The Wye here passes under Wilton bridge, a construction of rather a curious kind, which dates from the close of the sixteenth century. Coracles are seldom seen so high up the river as this; but we mention them here because the hero of Gilpin’s often repeated anecdote was an inhabitant of Wilton. This man, it seems, ventured into the British Channel in a coracle, as far as the isle of Lundy; a very remarkable voyage to be made in a canvass tub, the navigation of the estuary of the Severn being quite as trying as that of any part of the British seas. Previously, however, to this exploit, the very same feat was performed by an itinerant stage-doctor of Mitchel Dean in the Forest. The coracles are a sort of basket made of willow twigs, covered with pitched canvass or raw hide, and resembling in form the section of a walnut-shell. Similar rude contrivances are in use among the Esquimaux and other savage tribes, and were employed by the ancient Britons for the navigation of rivers. They are now the fishing-boats of the rivers of South Wales; and when the day’s work is done are carried home on the shoulders of their owners, disposed in such a way as to serve for a hood in case of rain. The early ships of Britain are described by CÆsar and Pliny as being merely larger coracles—clumsy frames of rough timber, ribbed with hurdles and lined with hides.
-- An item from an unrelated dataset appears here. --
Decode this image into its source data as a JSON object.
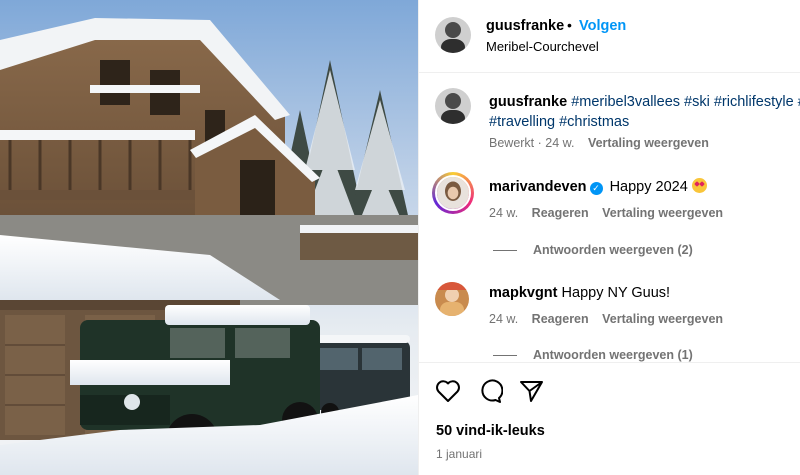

According to Claudian they had masts and sails, although they were generally rowed, the rowers singing to the harp.
At the farm of Weir End, the river takes a sudden bend, and rolls along the steep sides of Pencraig Hill, which are clothed with wood to the water’s edge. Soon the ruined turrets of Goodrich Castle present themselves, crowning the summit of a wooded eminence on the right bank, and as they vanish and reappear with the turnings of the river the effect is magnificent.